Delaware Supreme Court Finds Dissident Board Nominees Ineligible Because Of Noncompliance With Bylaws Deadline To Respond To Supplemental Information Request
01/28/2020On January 13, 2020, in an opinion authored by Justice Karen L. Valihura, the Supreme Court of Delaware held that defendants—two investment trusts—were permitted to disqualify the board nominees of a plaintiff shareholder for missing a deadline in the trusts’ bylaws to respond to board requests for additional information. Blackrock Credit Allocation Income Trust v. Saba Capital Master Fund Ltd., C.A. No. 2019-0416-MTZ (Del. Jan. 13, 2020).
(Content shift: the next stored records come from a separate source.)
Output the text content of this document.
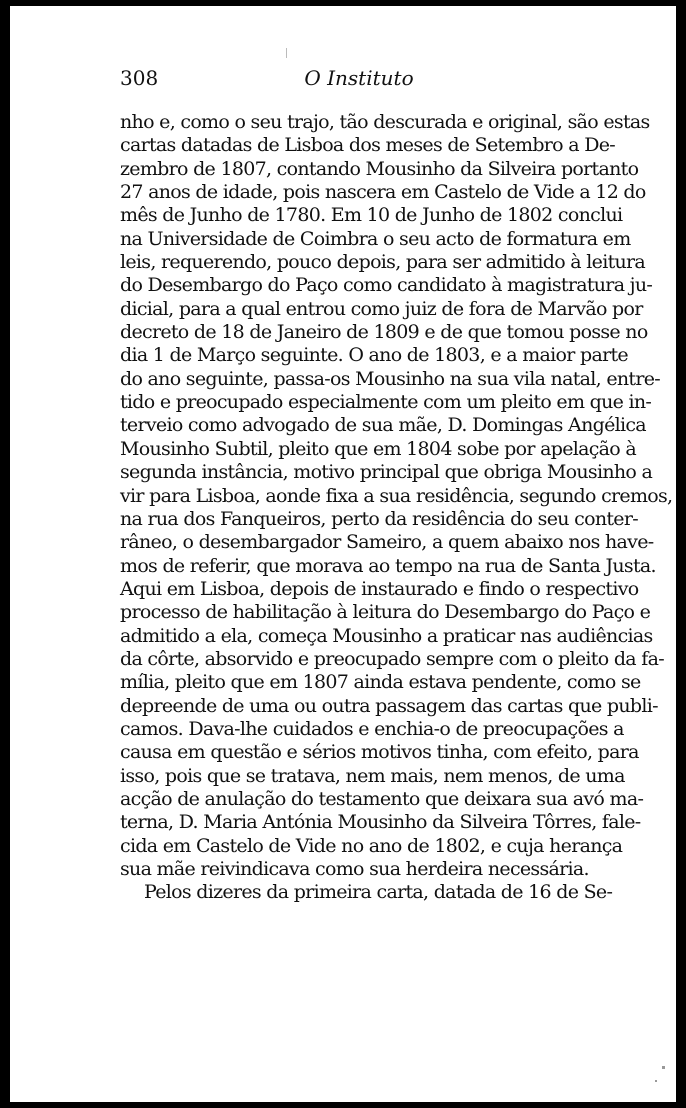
308	O Instituto
nho e, como o seu trajo, tão descurada e original, são estas
cartas datadas de Lisboa dos meses de Setembro a De-
zembro de 1807, contando Mousinho da Silveira portanto
27 anos de idade, pois nascera em Castelo de Vide a 12 do
mês de Junho de 1780. Em 10 de Junho de 1802 conclui
na Universidade de Coimbra o seu acto de formatura em
leis, requerendo, pouco depois, para ser admitido à leitura
do Desembargo do Paço como candidato à magistratura ju-
dicial, para a qual entrou como juiz de fora de Marvão por
decreto de 18 de Janeiro de 1809 e de que tomou posse no
dia 1 de Março seguinte. O ano de 1803, e a maior parte
do ano seguinte, passa-os Mousinho na sua vila natal, entre-
tido e preocupado especialmente com um pleito em que in-
terveio como advogado de sua mãe, D. Domingas Angélica
Mousinho Subtil, pleito que em 1804 sobe por apelação à
segunda instância, motivo principal que obriga Mousinho a
vir para Lisboa, aonde fixa a sua residência, segundo cremos,
na rua dos Fanqueiros, perto da residência do seu conter-
râneo, o desembargador Sameiro, a quem abaixo nos have-
mos de referir, que morava ao tempo na rua de Santa Justa.
Aqui em Lisboa, depois de instaurado e findo o respectivo
processo de habilitação à leitura do Desembargo do Paço e
admitido a ela, começa Mousinho a praticar nas audiências
da côrte, absorvido e preocupado sempre com o pleito da fa-
mília, pleito que em 1807 ainda estava pendente, como se
depreende de uma ou outra passagem das cartas que publi-
camos. Dava-lhe cuidados e enchia-o de preocupações a
causa em questão e sérios motivos tinha, com efeito, para
isso, pois que se tratava, nem mais, nem menos, de uma
acção de anulação do testamento que deixara sua avó ma-
terna, D. Maria Antónia Mousinho da Silveira Tôrres, fale-
cida em Castelo de Vide no ano de 1802, e cuja herança
sua mãe reivindicava como sua herdeira necessária.
Pelos dizeres da primeira carta, datada de 16 de Se-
The Supreme Court’s decision reversed in part a ruling by Vice Chancellor Morgan T. Zurn of the Delaware Court of Chancery that plaintiff’s nominees were improperly excluded. Even though the requests for information may have exceeded the contemplated scope and plaintiff may have misread the bylaws and believed the deadline was inapplicable, the Delaware Supreme Court held that a rule that would excuse deadline non-compliance could “potentially frustrate the purpose of advance notice bylaws” intended to facilitate orderly meetings and election contests.
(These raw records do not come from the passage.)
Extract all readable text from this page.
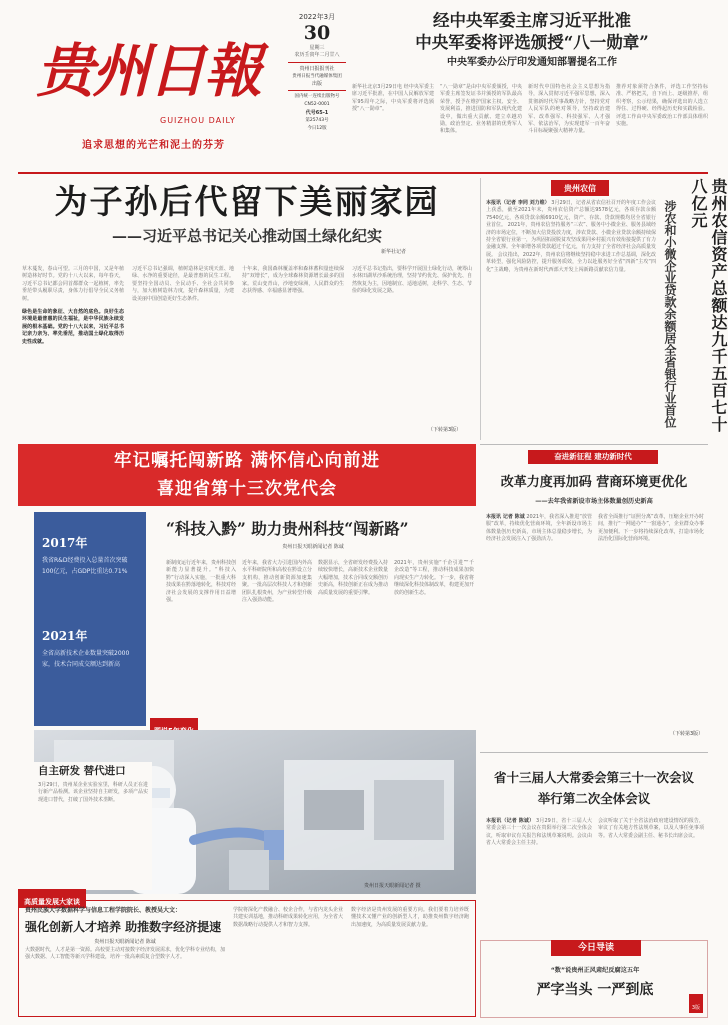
贵州日報
GUIZHOU DAILY
追求思想的光芒和泥土的芬芳
2022年3月
30
星期三
农历壬寅年二月廿八
贵州日报报刊社
贵州日报当代融媒体集团
出版
国内统一连续出版物号
CN52-0001
代号65-1
第25743号
今日12版
经中央军委主席习近平批准
中央军委将评选颁授“八一勋章”
中央军委办公厅印发通知部署提名工作
新华社北京3月29日电 经中央军委主席习近平批准，在中国人民解放军建军95周年之际，中央军委将评选颁授“八一勋章”。
“八一勋章”是由中央军委颁授，中央军委主席签发证书并颁授的军队最高荣誉，授予在维护国家主权、安全、发展利益，推进国防和军队现代化建设中，做出重大贡献、建立卓越功勋，政治坚定、业务精湛的优秀军人和集体。
新时代中国特色社会主义思想为指导，深入贯彻习近平强军思想，深入贯彻新时代军事战略方针，坚持党对人民军队的绝对领导，坚持政治建军、改革强军、科技强军、人才强军、依法治军，为实现建军一百年奋斗目标凝聚强大精神力量。
推荐对象须符合条件，评选工作坚持标准、严格把关，自下而上、逐级推荐，组织考察，公示结果，确保评选出的人选立得住、过得硬、经得起历史和实践检验。评选工作由中央军委政治工作部具体组织实施。
为子孙后代留下美丽家园
——习近平总书记关心推动国土绿化纪实
新华社记者
草木蔓发，春山可望。三月的中国，又是年植树造林好时节。党的十八大以来，每年春天，习近平总书记都会同首都群众一起植树，率先垂范带头履职尽责，身体力行倡导全民义务植树。
绿色是生命的象征、大自然的底色。良好生态环境是最普惠的民生福祉，是中华民族永续发展的根本基础。党的十八大以来，习近平总书记亲力亲为、率先垂范，推动国土绿化取得历史性成就。
习近平总书记强调，植树造林是实现天蓝、地绿、水净的重要途径，是最普惠的民生工程。要坚持全国动员、全民动手、全社会共同参与，加大植树造林力度，提升森林质量，为建设美丽中国创造更好生态条件。
十年来，我国森林覆盖率和森林蓄积量连续保持“双增长”，成为全球森林资源增长最多的国家。荒山变青山，沙地变绿洲，人民群众的生态获得感、幸福感显著增强。
习近平总书记指出，要科学开展国土绿化行动，统筹山水林田湖草沙系统治理，坚持节约优先、保护优先、自然恢复为主，因地制宜、适地适树，走科学、生态、节俭的绿化发展之路。
（下转第3版）
贵州农信	贵州农信资产总额达九千五百七十八亿元
涉农和小微企业贷款余额居全省银行业首位
本报讯（记者 李同 刘力维） 3月29日，记者从省农信社召开的年度工作会议上获悉，截至2021年末，贵州农信资产总额达9578亿元，各项存款余额7540亿元，各项贷款余额6910亿元，资产、存款、贷款规模均居全省银行业首位。 2021年，贵州农信坚持服务“三农”、服务中小微企业、服务县域经济的市场定位，不断加大信贷投放力度，涉农贷款、小微企业贷款余额持续保持全省银行业第一，为巩固拓展脱贫攻坚成果同乡村振兴有效衔接提供了有力金融支撑。全年新增各项贷款超过千亿元，有力支持了全省经济社会高质量发展。 会议指出，2022年，贵州农信将继续坚持稳中求进工作总基调，深化改革转型，强化风险防控，提升服务质效，全力以赴服务好全省“四新”主攻“四化”主战略，为贵州在新时代西部大开发上闯新路贡献农信力量。
牢记嘱托闯新路 满怀信心向前进
喜迎省第十三次党代会
2017年
我省R&D经费投入总量首次突破100亿元，占GDP比重达0.71%
2021年
全省高新技术企业数量突破2000家，技术合同成交额达到新高
“科技入黔” 助力贵州科技“闯新路”
贵州日报天眼新闻记者 陈诚
新制度运行近年来，贵州科技创新能力显著提升。“科技入黔”行动深入实施，一批重大科技成果在黔落地转化，科技对经济社会发展的支撑作用日益增强。
近年来，我省大力引进国内外高水平科研院所和高校在黔设立分支机构，推动创新资源加速集聚。一批高层次科技人才和创新团队扎根贵州，为产业转型升级注入强劲动能。
数据显示，全省研发经费投入持续较快增长，高新技术企业数量大幅增加，技术合同成交额创历史新高，科技创新正在成为推动高质量发展的重要引擎。
2021年，贵州实施“千企引进”“千企改造”等工程，推动科技成果加快向现实生产力转化。下一步，我省将继续深化科技体制改革，构建更加开放的创新生态。
贵州日报天眼新闻记者 摄
自主研发 替代进口
3月29日，贵州某企业实验室里，科研人员正在进行新产品检测。该企业坚持自主研发，多项产品实现进口替代，打破了国外技术垄断。
高质量发展大家谈
贵州民族大学数据科学与信息工程学院院长、教授吴大文：
强化创新人才培养 助推数字经济提速
贵州日报天眼新闻记者 陈诚
大数据时代，人才是第一资源。高校要主动对接数字经济发展需求，优化学科专业结构，加强大数据、人工智能等新兴学科建设，培养一批高素质复合型数字人才。
学院将深化产教融合、校企合作，与省内龙头企业共建实训基地，推动科研成果转化应用，为全省大数据战略行动提供人才和智力支撑。
数字经济是贵州发展的重要方向。我们要着力培养既懂技术又懂产业的创新型人才，助推贵州数字经济跑出加速度，为高质量发展贡献力量。
奋进新征程 建功新时代
改革力度再加码 营商环境更优化
——去年我省新设市场主体数量创历史新高
本报讯 记者 陈诚 2021年，我省深入推进“放管服”改革，持续优化营商环境，全年新设市场主体数量创历史新高，市场主体总量稳步增长，为经济社会发展注入了强劲活力。
我省全面推行“证照分离”改革，压缩企业开办时间，推行“一网通办”“一窗通办”，企业群众办事更加便利。下一步将持续深化改革，打造市场化法治化国际化营商环境。
（下转第3版）
省十三届人大常委会第三十一次会议
举行第二次全体会议
本报讯（记者 陈诚） 3月29日，省十三届人大常委会第三十一次会议在贵阳举行第二次全体会议，听取审议有关报告和法规草案说明。会议由省人大常委会主任主持。
会议听取了关于全省法治政府建设情况的报告，审议了有关地方性法规草案，以及人事任免事项等。省人大常委会副主任、秘书长出席会议。
今日导读
“数”说贵州正风肃纪反腐这五年
严字当头 一严到底
3版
Plaintiff, a shareholder of the investment trusts, provided timely notice to the trusts to nominate to each of the boards a slate of four individuals. A few weeks later, defendants sent to plaintiff requests for additional information—in the form of questionnaires—pursuant to identical provisions of the bylaws of each trust. The requests for additional information did not state a response deadline but did generally reference the relevant section of the bylaws, which contained a five-business-day response deadline. Seven business days after the requests, defendants’ counsel emailed plaintiff declaring that the nomination notice was invalid for failure to comply with the deadline. Thereafter, plaintiff’s counsel responded and argued, among other things, that the deadline was inapplicable and the information requests were duplicative and unreasonable. A proxy contest ensued in which defendants informed shareholders that they would not be counting votes for plaintiff’s slate, because the nominations were invalid. Plaintiff filed suit and moved for a preliminary injunction seeking to preclude defendants from invalidating and interfering with its nominations and to compel the counting of votes for its slate.
The Court of Chancery held that the deadline would have been applicable, but the information requests exceeded the scope of the information to be sought—relating to specified nominee qualifications—pursuant to the bylaws. Therefore, it granted the requested injunctive relief.
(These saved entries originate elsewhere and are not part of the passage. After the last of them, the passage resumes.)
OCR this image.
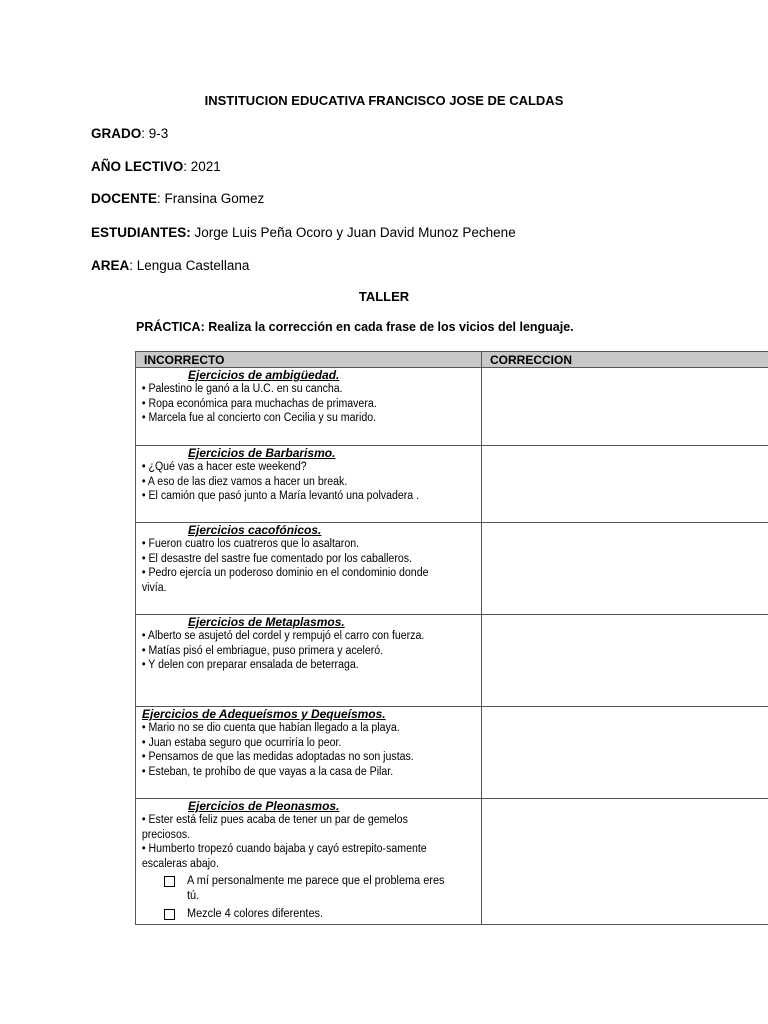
INSTITUCION EDUCATIVA FRANCISCO JOSE DE CALDAS
GRADO: 9-3
AÑO LECTIVO: 2021
DOCENTE: Fransina Gomez
ESTUDIANTES: Jorge Luis Peña Ocoro y Juan David Munoz Pechene
AREA: Lengua Castellana
TALLER
PRÁCTICA: Realiza la corrección en cada frase de los vicios del lenguaje.
INCORRECTO	CORRECCION

Ejercicios de ambigüedad.
• Palestino le ganó a la U.C. en su cancha.
• Ropa económica para muchachas de primavera.
• Marcela fue al concierto con Cecilia y su marido.	

Ejercicios de Barbarismo.
• ¿Qué vas a hacer este weekend?
• A eso de las diez vamos a hacer un break.
• El camión que pasó junto a María levantó una polvadera .	

Ejercicios cacofónicos.
• Fueron cuatro los cuatreros que lo asaltaron.
• El desastre del sastre fue comentado por los caballeros.
• Pedro ejercía un poderoso dominio en el condominio donde vivía.	

Ejercicios de Metaplasmos.
• Alberto se asujetó del cordel y rempujó el carro con fuerza.
• Matías pisó el embriague, puso primera y aceleró.
• Y delen con preparar ensalada de beterraga.	

Ejercicios de Adequeísmos y Dequeísmos.
• Mario no se dio cuenta que habían llegado a la playa.
• Juan estaba seguro que ocurriría lo peor.
• Pensamos de que las medidas adoptadas no son justas.
• Esteban, te prohíbo de que vayas a la casa de Pilar.	

Ejercicios de Pleonasmos.
• Ester está feliz pues acaba de tener un par de gemelos preciosos.
• Humberto tropezó cuando bajaba y cayó estrepito-samente escaleras abajo.
A mí personalmente me parece que el problema eres tú.
Mezcle 4 colores diferentes.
The Delaware Supreme Court reversed. The Court noted that certain questions in the information request exceeded the contemplated scope, but other questions were “directly tied to the nominee qualifications under [the bylaws].” Indeed, the Court explained that it was “undisputed” that at least one-third of the questions were “directly relevant.” Thus, found the Court, plaintiff should have raised any concerns or objections it had within the required time frame. According to the Court, “[w]hat [plaintiff] could not do, without risking disqualification of its nominees, was to stay silent, do nothing, and let the deadline pass.” While the Court recognized that the information request did not specify the deadline and a “reasonable reading of the record” was that plaintiff misread the bylaws and did not think it was obligated to respond within five business days, the Court nevertheless held that plaintiff’s non-compliance rendered its nominees ineligible. Explaining the reasoning for its decision, the Court emphasized that it was “reluctant to hold that it is acceptable to simply let pass a clear and unambiguous deadline contained in an advance-notice bylaw”, because excusing such non-compliance would “create uncertainty in the electoral setting.”